Der Regierungsentwurf zum EEG 2014 begründet diesen Systemwandel da- mit, dass auch Eigenversorger, die sich nicht vollständig autark versorgen, auf das Energieversorgungssystem der Stromwirtschaft angewiesen sind. Denn in Zeiten, in denen ihre Stromerzeugungsanlage nicht ausreichend Strom produziert und der persönliche Bedarf die erzeugte Strommenge übersteigt, muss Strom aus dem öffentlichen Stromnetz zugekauft werden.
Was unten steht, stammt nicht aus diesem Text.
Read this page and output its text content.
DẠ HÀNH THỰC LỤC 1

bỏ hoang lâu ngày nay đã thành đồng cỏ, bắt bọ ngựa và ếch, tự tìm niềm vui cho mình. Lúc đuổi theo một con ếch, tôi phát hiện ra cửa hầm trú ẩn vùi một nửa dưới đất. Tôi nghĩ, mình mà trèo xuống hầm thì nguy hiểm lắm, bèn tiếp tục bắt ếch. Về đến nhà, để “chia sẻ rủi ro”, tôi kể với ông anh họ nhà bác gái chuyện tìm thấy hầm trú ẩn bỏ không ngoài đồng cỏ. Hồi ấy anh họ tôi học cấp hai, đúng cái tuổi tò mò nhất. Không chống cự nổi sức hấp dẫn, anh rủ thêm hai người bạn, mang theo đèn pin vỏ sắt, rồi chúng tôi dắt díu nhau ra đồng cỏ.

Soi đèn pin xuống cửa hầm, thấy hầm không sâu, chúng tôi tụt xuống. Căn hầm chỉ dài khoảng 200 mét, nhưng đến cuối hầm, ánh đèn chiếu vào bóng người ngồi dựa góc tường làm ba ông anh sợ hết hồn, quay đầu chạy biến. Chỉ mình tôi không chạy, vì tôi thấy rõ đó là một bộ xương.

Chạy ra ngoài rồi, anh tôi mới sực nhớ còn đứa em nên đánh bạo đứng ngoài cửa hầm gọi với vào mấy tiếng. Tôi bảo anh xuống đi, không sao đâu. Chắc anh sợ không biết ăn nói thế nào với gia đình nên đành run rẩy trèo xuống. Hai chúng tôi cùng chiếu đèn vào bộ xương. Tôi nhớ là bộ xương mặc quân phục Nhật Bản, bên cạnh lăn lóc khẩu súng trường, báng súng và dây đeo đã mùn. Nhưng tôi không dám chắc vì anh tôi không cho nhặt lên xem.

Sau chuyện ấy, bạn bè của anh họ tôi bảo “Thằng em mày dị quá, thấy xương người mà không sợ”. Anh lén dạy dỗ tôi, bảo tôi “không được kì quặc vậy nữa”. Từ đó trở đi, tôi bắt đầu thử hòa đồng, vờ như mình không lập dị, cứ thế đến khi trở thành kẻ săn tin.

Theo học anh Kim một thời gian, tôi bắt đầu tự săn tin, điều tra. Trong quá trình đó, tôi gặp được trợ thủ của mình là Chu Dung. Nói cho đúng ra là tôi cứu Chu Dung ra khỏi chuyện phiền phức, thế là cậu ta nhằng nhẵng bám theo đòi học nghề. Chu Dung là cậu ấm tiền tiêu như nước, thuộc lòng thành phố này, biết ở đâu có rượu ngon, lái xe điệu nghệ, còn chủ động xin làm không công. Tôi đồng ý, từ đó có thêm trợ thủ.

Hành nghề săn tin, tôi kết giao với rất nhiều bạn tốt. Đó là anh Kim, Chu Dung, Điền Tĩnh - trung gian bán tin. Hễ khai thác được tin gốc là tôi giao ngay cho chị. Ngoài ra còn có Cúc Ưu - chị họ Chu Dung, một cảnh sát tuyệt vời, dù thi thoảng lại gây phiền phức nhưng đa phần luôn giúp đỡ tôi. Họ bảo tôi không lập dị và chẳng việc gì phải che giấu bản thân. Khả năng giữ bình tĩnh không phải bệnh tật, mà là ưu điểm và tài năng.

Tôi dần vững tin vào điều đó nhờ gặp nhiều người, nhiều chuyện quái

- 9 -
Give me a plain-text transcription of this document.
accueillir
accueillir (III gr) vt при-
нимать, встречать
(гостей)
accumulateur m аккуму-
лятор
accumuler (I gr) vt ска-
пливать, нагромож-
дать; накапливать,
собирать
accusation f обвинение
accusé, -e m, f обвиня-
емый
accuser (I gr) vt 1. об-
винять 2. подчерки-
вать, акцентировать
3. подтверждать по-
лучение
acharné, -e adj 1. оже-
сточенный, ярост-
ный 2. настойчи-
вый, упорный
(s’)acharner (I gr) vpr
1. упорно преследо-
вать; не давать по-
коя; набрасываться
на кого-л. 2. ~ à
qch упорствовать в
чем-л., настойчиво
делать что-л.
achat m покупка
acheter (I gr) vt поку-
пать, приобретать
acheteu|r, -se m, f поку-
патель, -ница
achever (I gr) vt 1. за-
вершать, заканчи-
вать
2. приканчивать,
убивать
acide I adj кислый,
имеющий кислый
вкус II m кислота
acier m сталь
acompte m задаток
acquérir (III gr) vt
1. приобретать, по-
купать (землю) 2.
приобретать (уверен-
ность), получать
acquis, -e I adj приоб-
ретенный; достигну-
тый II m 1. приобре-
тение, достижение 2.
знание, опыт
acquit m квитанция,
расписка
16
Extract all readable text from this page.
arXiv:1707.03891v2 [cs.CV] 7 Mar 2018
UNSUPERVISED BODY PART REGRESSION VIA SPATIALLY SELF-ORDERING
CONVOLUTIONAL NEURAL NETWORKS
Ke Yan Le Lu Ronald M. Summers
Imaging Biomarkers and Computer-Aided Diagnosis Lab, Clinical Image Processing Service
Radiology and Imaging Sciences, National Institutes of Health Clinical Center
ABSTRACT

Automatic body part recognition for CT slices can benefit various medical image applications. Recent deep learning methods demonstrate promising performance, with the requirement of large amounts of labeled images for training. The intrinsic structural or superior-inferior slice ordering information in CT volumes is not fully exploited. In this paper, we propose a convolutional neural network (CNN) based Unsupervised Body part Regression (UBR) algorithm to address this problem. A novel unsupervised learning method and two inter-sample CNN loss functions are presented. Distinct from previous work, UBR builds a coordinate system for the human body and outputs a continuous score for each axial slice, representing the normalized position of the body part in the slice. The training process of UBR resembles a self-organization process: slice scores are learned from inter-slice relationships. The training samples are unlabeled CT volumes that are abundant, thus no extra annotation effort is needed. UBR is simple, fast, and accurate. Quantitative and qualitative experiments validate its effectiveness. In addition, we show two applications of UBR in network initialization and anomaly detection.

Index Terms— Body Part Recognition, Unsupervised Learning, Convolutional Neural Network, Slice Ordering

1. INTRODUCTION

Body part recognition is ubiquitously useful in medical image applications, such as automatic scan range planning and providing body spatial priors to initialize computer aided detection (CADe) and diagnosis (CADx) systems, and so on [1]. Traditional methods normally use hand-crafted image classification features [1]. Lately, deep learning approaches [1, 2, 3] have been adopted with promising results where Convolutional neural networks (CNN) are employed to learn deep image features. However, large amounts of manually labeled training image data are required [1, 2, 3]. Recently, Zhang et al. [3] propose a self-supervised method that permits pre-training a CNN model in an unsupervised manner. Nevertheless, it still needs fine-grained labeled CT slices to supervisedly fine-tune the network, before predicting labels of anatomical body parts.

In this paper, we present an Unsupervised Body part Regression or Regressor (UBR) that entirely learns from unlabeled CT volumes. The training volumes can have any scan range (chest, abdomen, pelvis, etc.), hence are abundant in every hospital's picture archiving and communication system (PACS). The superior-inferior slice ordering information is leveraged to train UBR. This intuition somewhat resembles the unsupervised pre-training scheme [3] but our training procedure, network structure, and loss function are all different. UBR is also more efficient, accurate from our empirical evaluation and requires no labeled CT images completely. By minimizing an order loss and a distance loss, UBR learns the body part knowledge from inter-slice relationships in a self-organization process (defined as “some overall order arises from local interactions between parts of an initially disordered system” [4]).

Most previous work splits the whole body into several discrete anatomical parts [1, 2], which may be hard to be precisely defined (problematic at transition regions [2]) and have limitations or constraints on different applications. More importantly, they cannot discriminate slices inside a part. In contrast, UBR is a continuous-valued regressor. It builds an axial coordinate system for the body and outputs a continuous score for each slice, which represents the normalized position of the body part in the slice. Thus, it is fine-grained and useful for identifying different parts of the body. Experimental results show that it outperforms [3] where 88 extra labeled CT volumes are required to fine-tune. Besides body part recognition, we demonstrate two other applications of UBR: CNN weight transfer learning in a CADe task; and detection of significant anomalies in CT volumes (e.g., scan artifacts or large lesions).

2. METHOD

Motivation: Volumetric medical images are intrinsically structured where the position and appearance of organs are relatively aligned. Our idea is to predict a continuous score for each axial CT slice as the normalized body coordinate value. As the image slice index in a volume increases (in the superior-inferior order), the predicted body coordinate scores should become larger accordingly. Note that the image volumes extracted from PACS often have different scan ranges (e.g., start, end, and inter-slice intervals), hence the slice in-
Außerdem wird mit den Einnahmen aus dem EEG auch die technische Entwicklung der Stromerzeugung aus erneuerbaren Energien finanziert. Von diesen weiterentwickelten und verbesserten Anlagen profitieren die Anlagenbetreiber. Insoweit gilt auch hier das Verursacherprinzip des EEG. Daher sollen auch diese Stromerzeugungsanlagen, zumindest mit einer verringer- ten EEG-Umlage, einen Beitrag zu den Kosten des Fördersystems des EEG leisten und sich an der Lernkurve beteiligen.[165]
Die Pflicht zur Zahlung der vollen EEG-Umlage trifft insbesondere neue Stromerzeugungsanlagen, die mit fossilen Primärenergieträgern betrieben werden. Da sie keinen Beitrag zum Klima- und Umweltschutz leisten und nicht zur Reduzierung der Treibhausgasemissionen beitragen, besteht kein Grund, sie gegenüber einem Fremdbezug von Strom zu begünstigen.[166]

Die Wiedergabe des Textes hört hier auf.